Reciprocal Theorem proof in 3 variables

[RJLiberator]

Homework Statement

w is a function of three variables x, y, and z. Prove that
$$\frac{\partial w}{\partial x}_{y,z} = \frac{1}{\frac{\partial x}{\partial w}}_{y,z}$$

Homework Equations

The Attempt at a Solution

w=w(x,y,z)

$$dx = \frac{\partial w}{\partial x}_{y,z}dx +\frac{\partial w}{\partial y}_{x,z}dy+\frac{\partial w}{\partial z}_{x,y}dz$$

Now, we need to use the trick to showcase one of the variables as a function of the others.

$$dx=\frac{\partial x}{dw}_{y,z}dw+\frac{\partial x}{dy}_{z}dy+\frac{\partial x}{dz}_{y}dz$$

Now, we plug in dx from the second equation into the first and we let dy =0, dz = 0, dx =/= 0.
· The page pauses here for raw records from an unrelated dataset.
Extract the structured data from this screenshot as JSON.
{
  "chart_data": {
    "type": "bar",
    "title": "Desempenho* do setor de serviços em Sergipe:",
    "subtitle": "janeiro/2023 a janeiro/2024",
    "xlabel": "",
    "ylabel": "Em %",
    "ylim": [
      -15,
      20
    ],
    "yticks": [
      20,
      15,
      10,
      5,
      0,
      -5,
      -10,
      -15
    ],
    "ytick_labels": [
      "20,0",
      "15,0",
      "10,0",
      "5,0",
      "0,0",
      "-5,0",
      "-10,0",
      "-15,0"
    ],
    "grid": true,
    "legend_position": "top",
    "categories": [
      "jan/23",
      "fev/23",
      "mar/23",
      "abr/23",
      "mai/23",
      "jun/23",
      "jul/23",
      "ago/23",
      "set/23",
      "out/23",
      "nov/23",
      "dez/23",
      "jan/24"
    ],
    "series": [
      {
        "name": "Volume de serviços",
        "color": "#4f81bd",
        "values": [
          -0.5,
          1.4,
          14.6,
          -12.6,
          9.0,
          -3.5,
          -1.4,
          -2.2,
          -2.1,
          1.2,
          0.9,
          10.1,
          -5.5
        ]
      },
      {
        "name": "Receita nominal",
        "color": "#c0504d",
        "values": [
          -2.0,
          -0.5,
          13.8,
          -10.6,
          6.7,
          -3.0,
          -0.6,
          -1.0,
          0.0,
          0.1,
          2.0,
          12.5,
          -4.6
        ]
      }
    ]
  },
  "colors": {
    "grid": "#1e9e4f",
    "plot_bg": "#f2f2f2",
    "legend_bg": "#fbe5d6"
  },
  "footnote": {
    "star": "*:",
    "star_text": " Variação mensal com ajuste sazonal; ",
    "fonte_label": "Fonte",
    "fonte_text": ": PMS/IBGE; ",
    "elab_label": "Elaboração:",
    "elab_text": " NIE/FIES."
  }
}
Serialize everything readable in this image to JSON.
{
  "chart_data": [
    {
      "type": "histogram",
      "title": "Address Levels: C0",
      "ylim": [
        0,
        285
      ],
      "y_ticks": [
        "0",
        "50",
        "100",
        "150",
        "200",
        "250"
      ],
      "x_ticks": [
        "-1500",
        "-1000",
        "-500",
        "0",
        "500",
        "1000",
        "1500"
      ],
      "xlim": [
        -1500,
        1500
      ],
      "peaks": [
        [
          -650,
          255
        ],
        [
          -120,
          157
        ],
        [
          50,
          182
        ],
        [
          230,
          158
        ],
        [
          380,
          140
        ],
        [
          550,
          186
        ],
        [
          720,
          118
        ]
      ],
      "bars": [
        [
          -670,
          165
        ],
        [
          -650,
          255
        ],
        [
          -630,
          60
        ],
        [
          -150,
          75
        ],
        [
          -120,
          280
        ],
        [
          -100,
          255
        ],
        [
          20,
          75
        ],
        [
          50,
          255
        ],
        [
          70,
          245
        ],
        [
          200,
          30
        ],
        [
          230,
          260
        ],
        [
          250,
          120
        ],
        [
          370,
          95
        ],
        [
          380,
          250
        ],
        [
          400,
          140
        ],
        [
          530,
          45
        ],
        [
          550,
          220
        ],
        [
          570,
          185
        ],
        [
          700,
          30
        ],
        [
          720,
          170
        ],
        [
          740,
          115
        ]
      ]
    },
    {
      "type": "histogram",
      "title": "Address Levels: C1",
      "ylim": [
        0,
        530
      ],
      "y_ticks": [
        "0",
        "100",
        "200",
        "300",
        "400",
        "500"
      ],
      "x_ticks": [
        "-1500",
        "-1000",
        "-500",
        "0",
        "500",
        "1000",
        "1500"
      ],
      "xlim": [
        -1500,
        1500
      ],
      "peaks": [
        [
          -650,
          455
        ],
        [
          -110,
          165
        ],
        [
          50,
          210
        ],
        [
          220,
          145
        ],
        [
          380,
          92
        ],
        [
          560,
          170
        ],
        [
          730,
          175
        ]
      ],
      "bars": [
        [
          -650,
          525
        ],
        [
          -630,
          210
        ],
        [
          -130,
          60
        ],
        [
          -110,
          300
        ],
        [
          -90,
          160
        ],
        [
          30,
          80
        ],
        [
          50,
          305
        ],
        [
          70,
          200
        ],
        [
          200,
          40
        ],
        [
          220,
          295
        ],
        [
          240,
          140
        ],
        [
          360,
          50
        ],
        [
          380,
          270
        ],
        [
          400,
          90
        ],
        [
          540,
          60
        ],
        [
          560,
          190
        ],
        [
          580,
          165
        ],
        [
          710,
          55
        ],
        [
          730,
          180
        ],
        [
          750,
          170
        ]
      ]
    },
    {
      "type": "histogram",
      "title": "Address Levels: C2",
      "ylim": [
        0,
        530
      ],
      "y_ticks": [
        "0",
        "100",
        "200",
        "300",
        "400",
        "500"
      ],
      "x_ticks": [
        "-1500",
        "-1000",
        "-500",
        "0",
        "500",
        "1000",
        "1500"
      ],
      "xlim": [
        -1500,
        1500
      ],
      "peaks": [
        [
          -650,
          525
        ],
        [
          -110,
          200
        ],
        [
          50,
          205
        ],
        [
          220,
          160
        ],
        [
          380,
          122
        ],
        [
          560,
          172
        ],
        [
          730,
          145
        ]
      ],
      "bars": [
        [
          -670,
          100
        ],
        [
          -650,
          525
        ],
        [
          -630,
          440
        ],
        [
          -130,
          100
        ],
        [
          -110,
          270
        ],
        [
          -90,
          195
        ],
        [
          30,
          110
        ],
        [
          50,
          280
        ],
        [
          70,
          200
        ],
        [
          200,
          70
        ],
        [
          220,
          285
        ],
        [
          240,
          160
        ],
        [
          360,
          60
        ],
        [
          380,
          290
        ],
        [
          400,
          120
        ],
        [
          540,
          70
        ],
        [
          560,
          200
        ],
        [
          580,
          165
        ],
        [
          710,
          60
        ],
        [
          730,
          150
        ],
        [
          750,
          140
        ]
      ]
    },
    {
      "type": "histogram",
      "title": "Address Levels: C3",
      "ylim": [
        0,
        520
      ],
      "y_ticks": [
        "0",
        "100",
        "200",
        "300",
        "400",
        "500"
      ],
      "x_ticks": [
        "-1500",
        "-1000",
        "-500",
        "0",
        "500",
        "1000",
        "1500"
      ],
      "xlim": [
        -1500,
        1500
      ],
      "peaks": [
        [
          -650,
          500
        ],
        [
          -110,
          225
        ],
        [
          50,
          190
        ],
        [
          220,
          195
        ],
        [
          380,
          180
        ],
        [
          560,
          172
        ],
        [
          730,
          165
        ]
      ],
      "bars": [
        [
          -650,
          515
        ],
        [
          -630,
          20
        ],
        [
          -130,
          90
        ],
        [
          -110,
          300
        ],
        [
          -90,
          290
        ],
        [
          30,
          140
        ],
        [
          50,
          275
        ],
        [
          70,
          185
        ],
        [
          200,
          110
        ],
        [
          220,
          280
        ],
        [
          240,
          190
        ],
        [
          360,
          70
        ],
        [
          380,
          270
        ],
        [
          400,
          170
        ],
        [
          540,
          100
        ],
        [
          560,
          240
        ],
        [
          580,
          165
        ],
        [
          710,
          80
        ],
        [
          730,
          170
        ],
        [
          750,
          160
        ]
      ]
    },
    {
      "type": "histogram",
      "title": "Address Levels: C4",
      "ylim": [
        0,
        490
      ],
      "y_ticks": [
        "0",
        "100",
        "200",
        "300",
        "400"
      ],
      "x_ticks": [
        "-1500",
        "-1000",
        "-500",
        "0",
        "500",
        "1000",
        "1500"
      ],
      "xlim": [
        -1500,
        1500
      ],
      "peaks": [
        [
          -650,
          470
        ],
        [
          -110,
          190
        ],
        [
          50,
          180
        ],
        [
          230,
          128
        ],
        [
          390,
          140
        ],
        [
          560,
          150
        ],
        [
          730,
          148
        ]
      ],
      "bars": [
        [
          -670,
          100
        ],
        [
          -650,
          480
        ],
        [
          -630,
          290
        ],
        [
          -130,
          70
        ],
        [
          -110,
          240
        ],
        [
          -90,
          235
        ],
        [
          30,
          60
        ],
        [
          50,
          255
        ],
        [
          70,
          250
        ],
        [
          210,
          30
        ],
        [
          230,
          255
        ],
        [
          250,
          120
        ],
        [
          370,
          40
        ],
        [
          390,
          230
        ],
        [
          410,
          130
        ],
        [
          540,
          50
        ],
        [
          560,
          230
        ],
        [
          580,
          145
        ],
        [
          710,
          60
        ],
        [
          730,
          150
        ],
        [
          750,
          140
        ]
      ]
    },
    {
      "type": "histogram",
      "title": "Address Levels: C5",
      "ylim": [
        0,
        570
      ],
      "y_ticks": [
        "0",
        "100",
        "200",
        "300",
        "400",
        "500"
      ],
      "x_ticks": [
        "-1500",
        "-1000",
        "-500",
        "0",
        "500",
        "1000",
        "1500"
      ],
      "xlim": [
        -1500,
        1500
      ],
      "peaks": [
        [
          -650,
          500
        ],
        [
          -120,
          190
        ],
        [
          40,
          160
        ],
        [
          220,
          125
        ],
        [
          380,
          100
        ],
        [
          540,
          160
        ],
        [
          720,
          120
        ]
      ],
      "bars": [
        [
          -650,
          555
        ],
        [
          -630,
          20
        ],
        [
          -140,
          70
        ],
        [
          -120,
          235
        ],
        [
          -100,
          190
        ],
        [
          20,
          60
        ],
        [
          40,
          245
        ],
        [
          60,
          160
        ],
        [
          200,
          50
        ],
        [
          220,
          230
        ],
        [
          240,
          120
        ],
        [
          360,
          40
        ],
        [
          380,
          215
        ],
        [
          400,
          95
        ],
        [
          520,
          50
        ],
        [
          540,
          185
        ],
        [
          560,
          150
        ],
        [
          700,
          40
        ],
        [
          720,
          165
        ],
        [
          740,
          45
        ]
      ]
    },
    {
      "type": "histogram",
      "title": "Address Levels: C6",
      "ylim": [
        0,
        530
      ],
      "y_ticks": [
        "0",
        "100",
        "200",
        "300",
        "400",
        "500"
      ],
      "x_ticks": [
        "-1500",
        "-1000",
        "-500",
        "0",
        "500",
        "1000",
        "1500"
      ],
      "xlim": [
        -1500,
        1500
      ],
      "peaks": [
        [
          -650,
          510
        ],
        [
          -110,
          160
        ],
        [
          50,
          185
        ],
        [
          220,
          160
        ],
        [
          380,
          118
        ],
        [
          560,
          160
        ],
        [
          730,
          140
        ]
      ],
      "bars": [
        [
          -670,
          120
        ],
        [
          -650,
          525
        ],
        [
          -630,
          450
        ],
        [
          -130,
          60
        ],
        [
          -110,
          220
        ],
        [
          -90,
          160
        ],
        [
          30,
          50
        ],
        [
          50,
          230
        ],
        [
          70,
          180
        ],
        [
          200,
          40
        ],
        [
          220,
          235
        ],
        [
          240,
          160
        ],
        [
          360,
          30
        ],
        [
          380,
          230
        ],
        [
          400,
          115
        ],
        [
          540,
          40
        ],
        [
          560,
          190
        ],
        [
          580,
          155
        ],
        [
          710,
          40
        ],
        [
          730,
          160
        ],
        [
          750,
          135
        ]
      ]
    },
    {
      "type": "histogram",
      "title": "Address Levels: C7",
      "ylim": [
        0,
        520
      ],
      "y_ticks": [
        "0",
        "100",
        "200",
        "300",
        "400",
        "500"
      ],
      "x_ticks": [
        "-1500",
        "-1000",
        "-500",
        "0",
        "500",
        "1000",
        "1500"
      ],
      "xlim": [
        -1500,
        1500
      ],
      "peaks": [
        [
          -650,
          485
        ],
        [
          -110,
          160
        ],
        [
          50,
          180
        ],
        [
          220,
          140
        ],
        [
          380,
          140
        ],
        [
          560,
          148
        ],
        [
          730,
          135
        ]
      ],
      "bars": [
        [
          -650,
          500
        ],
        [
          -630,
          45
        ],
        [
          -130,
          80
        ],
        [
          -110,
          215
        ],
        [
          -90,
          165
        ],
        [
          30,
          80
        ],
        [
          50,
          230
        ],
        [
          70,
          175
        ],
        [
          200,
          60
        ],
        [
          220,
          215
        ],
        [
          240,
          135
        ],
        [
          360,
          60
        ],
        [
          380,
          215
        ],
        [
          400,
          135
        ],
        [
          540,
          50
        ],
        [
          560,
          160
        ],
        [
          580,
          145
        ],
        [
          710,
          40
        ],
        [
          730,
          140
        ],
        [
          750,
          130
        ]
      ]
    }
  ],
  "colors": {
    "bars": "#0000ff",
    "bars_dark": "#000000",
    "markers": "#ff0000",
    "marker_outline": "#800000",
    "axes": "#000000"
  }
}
We get that $$\frac{\partial w}{\partial x}_{y,z}\frac{\partial x}{\partial w}_{y,z}=1$$

And so the result follows that
$$\frac{\partial w}{\partial x}_{y,z} = \frac{1}{\frac{\partial x}{\partial w}}_{y,z}$$

 

[epenguin]

Isn't this a triviality, tantamount to saying a = 1/(1/a) ?

 

[RJLiberator]

Well, if it is... I must be able to prove it, apparently.

What do you think of my operations? I am not sure if I operated everything correctly as differentiating by parts with 3 variables is quite confusing.

 

[epenguin]

I don't know what is required of you - seems a bit strange to me. I mean it appears just that simple algebraic fact I stated.

If there is any calculus in it, you can ignore the ∂ 's, since two variables are constant on both sides this is just ordinary differential coefficients so the problem if you have copied it out right is just asking to prove

dw/dx = 1/(dx/dw).

If that is considered to requiring proof, it is about slopes, so just consider a straight line, for generality not through the origin, of w plotted against x. and then what it is if you switched the variables around (e.g. You rotated the page and then flipped it over so you end with W increasing horizontally, and X vertically.

 

[RJLiberator]

Hm. You make a good point stating that this is trivial, however, my book depicts this as an important theorem to prove in thermodynamics.

In the first chapter, they go through a proof of the reciprocal theorem on page 13. This can actually be viewed on Amazon preview here: https://www.amazon.com/dp/0521274567/?tag=pfamazon01-20

Now, the question I have to answer is how to solve it in three dimensions.

 

[epenguin]

Are you sure you have copied it right, have the subscripts right, there is no minus sign?

Things like that are important in thermodynamics.

 

[RJLiberator]

Yup. I've checked multiple times to make sure what I have in the first post of this thread question and the book is the same. It does seem odd, but the preview in Amazon goes through the proof o the 2-dimensional one.

 

[epenguin]

Essentially I said that since y, z are constant, this is the two-dimensional case..

 

[SammyS]

Well, if it is... I must be able to prove it, apparently.

What do you think of my operations? I am not sure if I operated everything correctly as differentiating by parts with 3 variables is quite confusing.

It looks good, except for the following typo:

You wrote:

...
3. The Attempt at a Solution
w=w(x,y,z)$$dx = \frac{\partial w}{\partial x}_{y,z}dx +\frac{\partial w}{\partial y}_{x,z}dy+\frac{\partial w}{\partial z}_{x,y}dz$$Now, ...

I think you intended to write:

$\displaystyle dw = \frac{\partial w}{\partial x}_{y,z}dx +\frac{\partial w}{\partial y}_{x,z}dy+\frac{\partial w}{\partial z}_{x,y}dz$​

 

[RJLiberator]

Yes, that was a typo. Thank you for checking my operations.

 

[epenguin]

I hope things are becoming clearer. That last formula is okay - note however that in your first formula of #1 you have y, z constant, that is in your last formula dy = 0. dz = 0 so this leads you back to a triviaity. But in other cases you will get into real and important useful stuff.

Looking back I do seem to remember I myself had some doubts when I first saw anybody use 1/(dx/dy) = dy/dx without justification. It seemed like a superficial carryover of algebra into calculus, something you maybe couldn't necessarily do without justification. But anyway I think I've indicated to you how to to justify it. Note that dy/dx is the slope of the tangent line that goes through the point (x, y) after which you only need to consider this line, i.e. your arguments don't need to get in the into any hoo-ha about limits.